Dive Brief:
- The auction house for the Penobscot Energy Recovery Co.’s shuttered waste-to-energy plant scheduled a new sale for the Orrington, Maine, site after a previous deal fell through. The auction is scheduled for Nov. 14 at 1 p.m.
- Pennsylvania-based Delta Thermo Energy made a winning bid to acquire PERC for $1.5 million on Nov. 2, per local reports. But in a note to bidders Friday morning, Keenan Auction Co. said the highest bidder had defaulted on the auction contract.
- The PERC facility has been closed since May. Since then, the facility has struggled to find a new buyer and its auction was delayed multiple times. Delta Thermo Energy’s bid came after at least one auction date where zero buyers made a bid.
Dive Insight:
DTE did not immediately respond to a request for comment. Orrington Town Manager Chris Backman said he had a conversation with DTE leadership about the winning bid, in which DTE CEO Rob Van Naarden assured Backman they would “do everything they could to get the place cleaned up.”
“I was supportive of them. I had to give them the benefit of the doubt. History was not in his favor; he's proved it now,” Backman said.
Backman also said he visited the facility after a fire broke out in a trash heap there last week, but he did not see DTE executives present.
DTE had attempted to buy another incinerator in Hampden, Maine, two years ago. But that sale was scuttled after the Municipal Review Committee, which represented the interests of towns that contracted with the Hampden plant, raised concerns over Van Naarden’s credibility, Bangor Daily News reported in 2021. The Fiberight facility involved in that dispute instead reached a deal this summer with Innovative Resource Recovery that officials said would bring the facility back online.
The PERC WTE plant figures into plans Orrington has for an industrial park neighboring the facility, Backman said.
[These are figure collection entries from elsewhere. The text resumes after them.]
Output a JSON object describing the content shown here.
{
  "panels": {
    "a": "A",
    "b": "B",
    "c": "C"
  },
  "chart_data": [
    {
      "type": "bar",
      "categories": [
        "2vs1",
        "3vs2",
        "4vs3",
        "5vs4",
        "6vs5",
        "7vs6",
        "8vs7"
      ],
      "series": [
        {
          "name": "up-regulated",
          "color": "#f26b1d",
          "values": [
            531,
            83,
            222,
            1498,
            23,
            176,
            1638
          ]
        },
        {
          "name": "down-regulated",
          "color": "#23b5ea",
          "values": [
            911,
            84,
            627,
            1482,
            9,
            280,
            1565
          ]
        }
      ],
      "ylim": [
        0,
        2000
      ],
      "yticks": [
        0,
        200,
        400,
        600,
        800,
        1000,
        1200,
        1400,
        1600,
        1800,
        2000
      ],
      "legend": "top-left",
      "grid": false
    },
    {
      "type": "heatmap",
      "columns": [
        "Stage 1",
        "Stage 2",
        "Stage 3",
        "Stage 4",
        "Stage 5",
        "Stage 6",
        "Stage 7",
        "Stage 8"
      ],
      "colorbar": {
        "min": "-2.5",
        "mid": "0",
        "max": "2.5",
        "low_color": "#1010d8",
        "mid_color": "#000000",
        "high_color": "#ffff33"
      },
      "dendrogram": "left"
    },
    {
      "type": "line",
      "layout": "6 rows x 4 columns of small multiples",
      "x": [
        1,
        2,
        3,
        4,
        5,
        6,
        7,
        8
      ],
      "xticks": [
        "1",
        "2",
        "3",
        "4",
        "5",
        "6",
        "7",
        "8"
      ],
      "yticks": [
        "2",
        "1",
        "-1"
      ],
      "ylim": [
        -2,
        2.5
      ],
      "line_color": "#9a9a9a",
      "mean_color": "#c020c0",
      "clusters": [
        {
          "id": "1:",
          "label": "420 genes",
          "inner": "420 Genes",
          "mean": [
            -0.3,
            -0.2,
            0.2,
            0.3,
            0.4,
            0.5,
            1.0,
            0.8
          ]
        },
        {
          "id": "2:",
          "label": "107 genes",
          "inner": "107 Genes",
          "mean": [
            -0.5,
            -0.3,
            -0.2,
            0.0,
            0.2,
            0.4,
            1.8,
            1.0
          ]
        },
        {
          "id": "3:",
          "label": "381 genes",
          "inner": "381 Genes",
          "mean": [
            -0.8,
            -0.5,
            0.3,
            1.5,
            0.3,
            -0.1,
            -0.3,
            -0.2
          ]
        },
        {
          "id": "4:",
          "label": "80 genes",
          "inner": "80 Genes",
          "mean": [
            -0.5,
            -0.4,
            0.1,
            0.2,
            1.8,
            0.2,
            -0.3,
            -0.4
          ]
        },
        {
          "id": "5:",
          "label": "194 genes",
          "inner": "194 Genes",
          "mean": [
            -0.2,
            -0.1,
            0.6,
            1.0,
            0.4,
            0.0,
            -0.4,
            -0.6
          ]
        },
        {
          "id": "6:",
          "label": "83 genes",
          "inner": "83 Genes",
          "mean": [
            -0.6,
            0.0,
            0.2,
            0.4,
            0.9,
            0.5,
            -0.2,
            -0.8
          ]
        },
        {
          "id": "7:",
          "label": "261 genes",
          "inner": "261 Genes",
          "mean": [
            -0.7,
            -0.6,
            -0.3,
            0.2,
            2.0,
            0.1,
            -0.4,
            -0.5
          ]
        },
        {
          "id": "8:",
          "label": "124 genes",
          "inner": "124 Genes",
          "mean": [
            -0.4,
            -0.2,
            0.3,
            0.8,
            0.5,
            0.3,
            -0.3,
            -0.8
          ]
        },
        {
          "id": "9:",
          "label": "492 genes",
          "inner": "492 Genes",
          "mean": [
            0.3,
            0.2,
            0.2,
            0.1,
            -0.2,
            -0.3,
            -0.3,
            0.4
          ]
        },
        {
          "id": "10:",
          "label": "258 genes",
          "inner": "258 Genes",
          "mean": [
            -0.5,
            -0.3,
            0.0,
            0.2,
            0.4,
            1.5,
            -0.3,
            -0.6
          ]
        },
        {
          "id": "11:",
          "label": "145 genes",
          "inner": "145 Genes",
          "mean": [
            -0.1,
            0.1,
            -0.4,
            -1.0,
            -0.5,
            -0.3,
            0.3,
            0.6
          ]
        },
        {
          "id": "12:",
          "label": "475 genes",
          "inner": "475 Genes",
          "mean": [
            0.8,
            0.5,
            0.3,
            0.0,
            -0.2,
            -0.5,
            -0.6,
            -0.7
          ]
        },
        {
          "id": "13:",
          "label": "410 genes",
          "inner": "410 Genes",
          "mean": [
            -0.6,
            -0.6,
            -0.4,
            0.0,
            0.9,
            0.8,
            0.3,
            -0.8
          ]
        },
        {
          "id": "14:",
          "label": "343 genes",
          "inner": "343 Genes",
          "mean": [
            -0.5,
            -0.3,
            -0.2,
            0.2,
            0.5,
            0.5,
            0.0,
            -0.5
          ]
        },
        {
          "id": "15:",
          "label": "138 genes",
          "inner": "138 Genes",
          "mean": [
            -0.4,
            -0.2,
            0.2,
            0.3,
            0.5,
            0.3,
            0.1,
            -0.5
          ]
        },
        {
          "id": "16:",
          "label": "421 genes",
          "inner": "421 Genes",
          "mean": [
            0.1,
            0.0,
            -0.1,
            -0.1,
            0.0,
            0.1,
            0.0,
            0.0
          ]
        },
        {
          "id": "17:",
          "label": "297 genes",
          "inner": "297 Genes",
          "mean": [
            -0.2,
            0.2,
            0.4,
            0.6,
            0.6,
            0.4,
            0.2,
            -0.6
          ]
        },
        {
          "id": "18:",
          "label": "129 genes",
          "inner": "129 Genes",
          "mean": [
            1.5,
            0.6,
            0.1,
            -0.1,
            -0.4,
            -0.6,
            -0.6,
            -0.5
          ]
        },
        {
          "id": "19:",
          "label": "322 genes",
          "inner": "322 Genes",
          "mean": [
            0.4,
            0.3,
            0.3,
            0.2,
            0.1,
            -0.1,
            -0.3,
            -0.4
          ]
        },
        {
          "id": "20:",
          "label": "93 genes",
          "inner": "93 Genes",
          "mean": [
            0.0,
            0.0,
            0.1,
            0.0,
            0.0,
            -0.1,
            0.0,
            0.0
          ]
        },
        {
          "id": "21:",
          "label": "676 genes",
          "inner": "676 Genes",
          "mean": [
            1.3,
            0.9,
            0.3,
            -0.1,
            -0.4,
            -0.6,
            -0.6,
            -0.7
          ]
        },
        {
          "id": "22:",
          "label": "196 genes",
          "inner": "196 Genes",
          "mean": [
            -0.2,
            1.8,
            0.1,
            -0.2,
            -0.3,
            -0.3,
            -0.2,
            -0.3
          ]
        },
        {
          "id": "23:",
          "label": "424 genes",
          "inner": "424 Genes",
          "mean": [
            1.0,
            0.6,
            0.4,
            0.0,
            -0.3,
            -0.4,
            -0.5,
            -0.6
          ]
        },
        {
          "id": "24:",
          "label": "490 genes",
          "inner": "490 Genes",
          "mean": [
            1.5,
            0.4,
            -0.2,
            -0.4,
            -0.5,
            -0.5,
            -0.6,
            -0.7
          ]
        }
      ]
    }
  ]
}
The town expected other industrial tenants to be able to pen an offtake agreement with the WTE plant to keep energy costs low.
While the WTE facility is offline, the town of Orrington’s trash has gone to the Juniper Ridge Landfill as part of a pass-through agreement with PERC. Backman said the agreement ensures the town currently doesn’t pay for waste disposal, but if PERC were to permanently close, Orrington would have to find a new waste disposal contract with much greater costs.
Backman said he hoped a new buyer for the facility would modernize and restart PERC’s waste-to-energy plant rather than scrap it.
“As frustrating as these deferrals are or these delays are, I'm still paying zero dollars,” Backman said. But the price of a future contract has “got to be more than zero. I'm prepared for that day to come, that day has not come yet.”